Updated: 09 June 2023

What Does Variable Pay Life Insurance Mean?

A variable pay life insurance policy refers to a universal life insurance policy in which the policyholder has the option of varying the premium amount payments to the insurance company based on the convenience of the policyholder. The insurance company typically provides a pre-determined range of limits for the premiums that the policyholder needs to pay for keeping the policy in force. As long as the premiums paid by the policyholder fall within this given range, the policy remains active. However, because the premiums paid by the policyholder vary in these policies, it is worth noting that the death benefit paid and the accumulation of cash value in the policy will vary accordingly as well.

Insuranceopedia Explains Variable Pay Life Insurance

Variable pay life insurance policies belong to the category of variable universal life (VUL) insurance.
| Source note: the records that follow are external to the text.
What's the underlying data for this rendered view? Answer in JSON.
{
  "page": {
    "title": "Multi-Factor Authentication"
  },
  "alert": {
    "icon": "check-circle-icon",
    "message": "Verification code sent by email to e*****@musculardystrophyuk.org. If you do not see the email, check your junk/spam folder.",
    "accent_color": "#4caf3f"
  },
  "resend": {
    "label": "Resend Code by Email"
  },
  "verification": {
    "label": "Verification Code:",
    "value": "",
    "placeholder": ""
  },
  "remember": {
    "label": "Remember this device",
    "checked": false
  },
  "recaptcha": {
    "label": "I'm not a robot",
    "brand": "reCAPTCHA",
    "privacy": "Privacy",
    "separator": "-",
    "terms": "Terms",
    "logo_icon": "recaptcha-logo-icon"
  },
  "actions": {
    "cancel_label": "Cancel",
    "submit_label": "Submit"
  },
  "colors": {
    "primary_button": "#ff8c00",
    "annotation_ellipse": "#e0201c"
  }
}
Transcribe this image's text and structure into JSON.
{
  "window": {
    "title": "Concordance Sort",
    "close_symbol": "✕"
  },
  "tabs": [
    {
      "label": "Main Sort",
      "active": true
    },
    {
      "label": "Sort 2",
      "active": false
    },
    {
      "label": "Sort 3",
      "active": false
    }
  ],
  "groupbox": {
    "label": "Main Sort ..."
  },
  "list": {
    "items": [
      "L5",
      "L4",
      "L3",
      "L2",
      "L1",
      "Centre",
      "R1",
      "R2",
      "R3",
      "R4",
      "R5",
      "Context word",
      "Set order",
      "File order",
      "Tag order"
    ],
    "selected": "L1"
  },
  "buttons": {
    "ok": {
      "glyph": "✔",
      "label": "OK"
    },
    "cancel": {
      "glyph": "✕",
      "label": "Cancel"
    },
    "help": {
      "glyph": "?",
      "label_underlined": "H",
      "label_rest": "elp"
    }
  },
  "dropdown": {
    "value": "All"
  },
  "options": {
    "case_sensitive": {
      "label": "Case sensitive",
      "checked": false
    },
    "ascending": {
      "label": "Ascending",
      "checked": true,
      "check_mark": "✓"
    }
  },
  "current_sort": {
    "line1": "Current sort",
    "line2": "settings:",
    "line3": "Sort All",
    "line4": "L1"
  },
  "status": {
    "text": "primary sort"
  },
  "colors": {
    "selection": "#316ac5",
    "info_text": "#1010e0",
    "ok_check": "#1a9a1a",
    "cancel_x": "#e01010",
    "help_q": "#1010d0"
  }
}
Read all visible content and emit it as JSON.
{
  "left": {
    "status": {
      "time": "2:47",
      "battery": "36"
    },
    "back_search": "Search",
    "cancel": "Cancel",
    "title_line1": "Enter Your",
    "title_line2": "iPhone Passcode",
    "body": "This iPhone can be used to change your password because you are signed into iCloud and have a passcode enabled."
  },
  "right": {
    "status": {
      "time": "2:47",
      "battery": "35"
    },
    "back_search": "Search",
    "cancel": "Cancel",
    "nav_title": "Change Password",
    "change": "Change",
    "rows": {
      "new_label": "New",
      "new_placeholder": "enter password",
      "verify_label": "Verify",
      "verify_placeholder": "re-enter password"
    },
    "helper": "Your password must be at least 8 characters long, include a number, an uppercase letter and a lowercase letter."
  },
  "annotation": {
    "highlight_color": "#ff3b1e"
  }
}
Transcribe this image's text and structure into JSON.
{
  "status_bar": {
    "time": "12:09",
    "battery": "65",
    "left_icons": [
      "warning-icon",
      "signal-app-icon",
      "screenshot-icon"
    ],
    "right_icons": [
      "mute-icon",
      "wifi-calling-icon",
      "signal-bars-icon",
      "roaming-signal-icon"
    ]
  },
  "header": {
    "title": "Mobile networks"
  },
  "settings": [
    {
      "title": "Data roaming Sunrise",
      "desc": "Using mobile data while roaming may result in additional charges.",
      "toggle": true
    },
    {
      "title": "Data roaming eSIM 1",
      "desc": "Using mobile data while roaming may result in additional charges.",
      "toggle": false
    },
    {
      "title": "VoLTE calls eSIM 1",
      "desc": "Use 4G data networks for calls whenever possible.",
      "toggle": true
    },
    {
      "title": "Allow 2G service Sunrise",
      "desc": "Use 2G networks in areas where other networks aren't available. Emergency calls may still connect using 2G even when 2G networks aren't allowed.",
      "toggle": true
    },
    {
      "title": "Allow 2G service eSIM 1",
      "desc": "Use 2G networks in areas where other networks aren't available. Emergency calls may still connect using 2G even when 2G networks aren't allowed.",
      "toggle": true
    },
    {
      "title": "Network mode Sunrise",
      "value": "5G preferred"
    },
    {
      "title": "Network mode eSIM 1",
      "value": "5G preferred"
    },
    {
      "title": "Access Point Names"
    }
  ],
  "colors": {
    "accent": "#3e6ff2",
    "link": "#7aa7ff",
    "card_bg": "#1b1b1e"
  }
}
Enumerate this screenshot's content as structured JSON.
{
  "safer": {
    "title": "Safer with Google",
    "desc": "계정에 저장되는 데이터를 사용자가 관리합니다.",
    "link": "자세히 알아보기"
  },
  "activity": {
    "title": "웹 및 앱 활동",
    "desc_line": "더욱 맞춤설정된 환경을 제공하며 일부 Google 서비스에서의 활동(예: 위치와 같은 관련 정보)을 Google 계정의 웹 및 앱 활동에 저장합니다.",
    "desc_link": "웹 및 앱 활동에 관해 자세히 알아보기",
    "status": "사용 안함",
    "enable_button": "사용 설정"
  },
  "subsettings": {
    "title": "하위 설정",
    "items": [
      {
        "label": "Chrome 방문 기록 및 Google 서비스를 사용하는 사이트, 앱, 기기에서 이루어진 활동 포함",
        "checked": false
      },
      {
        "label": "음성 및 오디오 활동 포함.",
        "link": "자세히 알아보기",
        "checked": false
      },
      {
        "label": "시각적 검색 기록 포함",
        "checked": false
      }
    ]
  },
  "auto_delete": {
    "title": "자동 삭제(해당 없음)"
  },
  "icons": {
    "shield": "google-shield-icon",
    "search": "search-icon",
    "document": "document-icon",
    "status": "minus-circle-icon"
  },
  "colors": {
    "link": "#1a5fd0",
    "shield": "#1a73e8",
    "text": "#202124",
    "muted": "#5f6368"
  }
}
These policies typically accumulate a cash value that the policyholder can invest in a wide range of separate accounts.

Because the insurer invests some portion of the premiums paid in stock and/or bond markets, the cash value accumulated in these policies varies. This is why these policies bear the term “variable” in their names.

In addition, the “universal” component in the name of these policies refers to the flexibility given to the policyholder for paying the premiums. The policyholder can vary premium payments based on personal convenience. Some insurers provide a range for premium amount payments. Others allow the policyholder to make no payment or a maximum payment as specified by the Internal Revenue Code for life insurance.